So kann es kommen – wenn man, wie die Woche-Endredakteurin Gabriele Riedle, mit einem intellektuell-weichgezeichneten West-Wehrdienstverweigerer zusammenlebt und dann über eine martialische Ost-Militärparade berichten soll: Es wurde eine Hymne auf die (russischen) Westtruppenteile daraus! Mit dem Fazit: Schade, daß all diese schönen, stählernen Männer jetzt abhauen, die selbst „Charlottenburger Doktorinnen der Geschichte“ (wäre die Autorin selber beinahe geworden) vor „Begeisterung wie rasend weiß- blau-rote Winkelemente“ zum Abschied leise Servus schwenken ließen.

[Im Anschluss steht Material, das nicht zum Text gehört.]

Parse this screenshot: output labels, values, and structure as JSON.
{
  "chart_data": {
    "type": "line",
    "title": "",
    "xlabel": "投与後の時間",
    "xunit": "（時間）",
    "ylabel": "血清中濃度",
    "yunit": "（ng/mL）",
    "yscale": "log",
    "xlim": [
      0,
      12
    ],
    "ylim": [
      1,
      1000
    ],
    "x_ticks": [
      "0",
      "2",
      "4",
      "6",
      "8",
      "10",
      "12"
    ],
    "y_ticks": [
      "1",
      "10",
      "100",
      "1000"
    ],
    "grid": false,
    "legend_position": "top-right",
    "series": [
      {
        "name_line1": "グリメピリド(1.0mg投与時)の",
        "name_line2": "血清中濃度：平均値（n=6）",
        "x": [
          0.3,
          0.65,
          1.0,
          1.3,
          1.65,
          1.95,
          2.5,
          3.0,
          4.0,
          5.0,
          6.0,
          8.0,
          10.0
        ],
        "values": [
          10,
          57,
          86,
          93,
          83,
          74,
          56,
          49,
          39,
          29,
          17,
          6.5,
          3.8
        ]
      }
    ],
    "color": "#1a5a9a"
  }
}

Wieder ein Berliner Standortvorteil perdu! – So könnte man ihren Artikel über den Abzug der Roten Armee zusammenfassen. Und recht hat sie. Außer Mauer und Sowjets gibt es absolut keinen Grund für Touristen aller Länder, diesen Immobiliensumpf zwischen Spree und Havel länger als eine Schweigeminute zu goutieren. Und beides schrumpft nun auf Museumsgröße zusammen. Riedle schreibt: „Wehmütig denken wir Westberlinerinnen jetzt zurück an unsere ersten Begegnungen mit jener Macht, die wir nur aus Fernsehnachrichten und James-Bond-Filmen kannten. An den schönen Sonntagsausflug damals 1991 am ,Tag des Fliegers‘ in Eberswalde.“

Seitdem hat sie keinen Sowjetarmee-Stützpunkt und keine Abschiedsparade, einschließlich des äußerst gelungenen Lustgarten- Auftritts des „Balalaika-Ensembles der Roten Armee“, ausgelassen. Über dieses Nokia-Event schrieb sie: „Wilmersdorfer Witwen, Kreuzberger Punks und Marzahner Proletarier rasten (sic!) gleichermaßen... ,Das hätte ich ja nie gedacht, daß die Rote Armee mal für mich Knockin' on Heaven's Door singt‘, schluchzte ein Schöneberger Rechtsanwalt.“ Damit ist ihr pazifistischer Partner direkt gemeint.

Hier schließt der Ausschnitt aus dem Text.